Re: Application bundles in Gnome OS
- From: Alexander Larsson <alexl redhat com>
- To: Colin Walters <walters verbum org>
- Cc: gnome-os-list gnome org
- Subject: Re: Application bundles in Gnome OS
- Date: Wed, 19 Sep 2012 10:43:36 +0200
On Tue, 2012-09-18 at 22:21 -0400, Colin Walters wrote:
> On Thu, 2012-09-13 at 19:01 +0200, Alexander Larsson wrote:
>
> > https://github.com/alexlarsson/bundler
> >
> > It basically just loopback mounts a squashfs file in a private mount
> > namespace in a hardcoded place and execs a hardcoded binary name from
> > it. There is no desktop integration and no other flexibility, although
> > things like that *could* be introduced by a separate daemon that
> > extracts metadata from "installed" bundles.
>
> Right.
>
> You could go even more minimal - an application is literally just an
> executable installed in /opt/globally-unique-name.
Not sure what you mean here? Thats the result e.g. bundler gives you, a
single ELF file that you can run. It just makes it easier to construct
such an executable from existing codebases. How is what you mean
different?
> It's not clear to me that it's a good idea to mandate use squashfs or
> something like that - yes, you save disk space, but at a runtime cost.
> Demand paging becomes more complex; reading in that next page may
> involve a substantial amount of decompression.
Squashfs need not be compressed, thats selectable at image-build time.
However, gzip (the default compression mode in squashfs) is pretty fast,
and given modern CPU speeds vs disk speeds it's quite likely that
reading a smaller file and uncompressing it is faster than reading the
uncompressed file.
And if its not, we could use something like snappy[1] which definately
is fast enough for this.
Doing unbundling of the installed apps is still an interesting idea
though, as we could then unbundle to sha-1 names in a single directory +
hardlinks in the app, which gives us instant memory sharing.

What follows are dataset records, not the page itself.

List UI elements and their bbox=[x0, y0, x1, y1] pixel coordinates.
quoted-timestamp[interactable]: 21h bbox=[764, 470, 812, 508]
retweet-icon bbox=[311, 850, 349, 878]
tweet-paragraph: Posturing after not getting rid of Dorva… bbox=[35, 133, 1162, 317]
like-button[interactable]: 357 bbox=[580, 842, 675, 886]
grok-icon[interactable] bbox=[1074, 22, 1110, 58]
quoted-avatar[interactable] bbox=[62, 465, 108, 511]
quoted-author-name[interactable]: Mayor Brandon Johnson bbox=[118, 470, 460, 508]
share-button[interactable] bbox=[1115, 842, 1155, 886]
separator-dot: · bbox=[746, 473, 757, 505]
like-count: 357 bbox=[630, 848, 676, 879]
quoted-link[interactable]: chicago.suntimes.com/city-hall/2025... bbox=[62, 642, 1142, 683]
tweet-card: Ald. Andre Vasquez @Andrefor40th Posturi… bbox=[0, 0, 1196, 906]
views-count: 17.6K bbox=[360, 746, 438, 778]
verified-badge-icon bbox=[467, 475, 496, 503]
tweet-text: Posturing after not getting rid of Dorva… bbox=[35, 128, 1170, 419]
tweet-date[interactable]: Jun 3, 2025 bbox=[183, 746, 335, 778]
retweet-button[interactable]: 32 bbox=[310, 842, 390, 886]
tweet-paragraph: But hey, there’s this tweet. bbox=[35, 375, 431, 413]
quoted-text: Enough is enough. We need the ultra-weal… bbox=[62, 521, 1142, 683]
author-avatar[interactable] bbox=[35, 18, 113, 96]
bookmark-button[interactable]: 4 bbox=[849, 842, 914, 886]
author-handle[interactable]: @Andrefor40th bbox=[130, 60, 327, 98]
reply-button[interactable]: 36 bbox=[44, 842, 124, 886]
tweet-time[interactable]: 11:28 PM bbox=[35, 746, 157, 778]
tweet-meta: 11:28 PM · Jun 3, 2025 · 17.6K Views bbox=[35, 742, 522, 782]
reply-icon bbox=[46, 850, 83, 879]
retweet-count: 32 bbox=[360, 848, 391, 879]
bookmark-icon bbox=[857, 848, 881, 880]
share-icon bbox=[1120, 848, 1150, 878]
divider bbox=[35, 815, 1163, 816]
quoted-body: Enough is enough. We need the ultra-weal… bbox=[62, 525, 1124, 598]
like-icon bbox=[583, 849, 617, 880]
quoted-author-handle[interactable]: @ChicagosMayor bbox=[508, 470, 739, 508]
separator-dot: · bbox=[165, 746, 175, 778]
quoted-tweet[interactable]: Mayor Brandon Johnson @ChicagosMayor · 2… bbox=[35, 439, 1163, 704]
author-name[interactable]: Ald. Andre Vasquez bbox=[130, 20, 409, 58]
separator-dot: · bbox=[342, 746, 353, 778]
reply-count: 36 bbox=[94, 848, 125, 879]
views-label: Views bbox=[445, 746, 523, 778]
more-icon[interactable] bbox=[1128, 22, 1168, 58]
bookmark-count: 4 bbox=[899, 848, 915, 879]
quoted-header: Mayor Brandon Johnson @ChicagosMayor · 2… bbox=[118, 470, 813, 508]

> There is one runtime feature that I think should be mandated - a cache
> directory writable (and executable) by the application, separate from
> the home directory.
This is somewhat problematic in that you can have multiple instances of
a single app running, although I guess we could punt this to the app to
handle (i.e. its no different than a non-bundled version).
> This route is the total opposite from what Ubuntu is looking at with
> their application upload process. But I think it's most interesting to
> look at what features are needed *fundamentally*, and what is
> conceptually sugar on top.
One question that comes to mind is, do we fundamentally need sandboxing?
That is the single feature that will be hardest to implement and affect
how people bundle apps most. It also means most apps won't work as-is.
Maybe sandboxing could be made optional for untrusted (non-signed) apps.
That way it can be introduced while still allowing current linux apps to
work as-is, if packaged by some trusted source.
> Core data files like translations could just as easily be embedded ELF
> resources (as you know being the author of GResource, but worth
> mentioning for others).
bundlers puts the whole FS inside an ELF resource, which is essentially
the same thing, except the already existing tools like the libc
translation support works as-is without needing to rewrite the world.
> One final thing - I'd love if whatever bits we have on the application
> source side are focused around git repositories as input. The build
> system should just Do The Right Thing when presented with one.
Git repositories do not have enought metadata to build executable
bundles though. Using something like jhbuild or similar is a great way
to get *something* that compiles and runs. But at the end you will end
up with a single shared prefix that has all the build requirements and
all the devel/example/tools files for everything you built. But what you
need to bundle is the minimal set of runtime dependencies that your app
needs.
So, in addition to pointing to the git repo and knowing how to build and
install it into a prefix we need metadata for:
* Which other src-modules are needed to build this src-module
* Which files are needed at runtime.
* Which other binary-module-subsets are needed at runtime.
* What scriptlets do we need to run once we've put the required runtime
files in the bundle.
Additionally, it seems like when building a bundle like this it would be
nice if you were able to re-use pre-built modules for most dependencies.
This means you will end up with identical binaries in many bundles,
which lets us do memory-sharing, but it also lets us pool resources (for
development and bundling) of these things.
This seems a *lot* like what current packaging systems do. In fact, you
could easily imagine using specfiles and rpms built to a separate
prefix, in a separate rpmdb to handle building such bundles.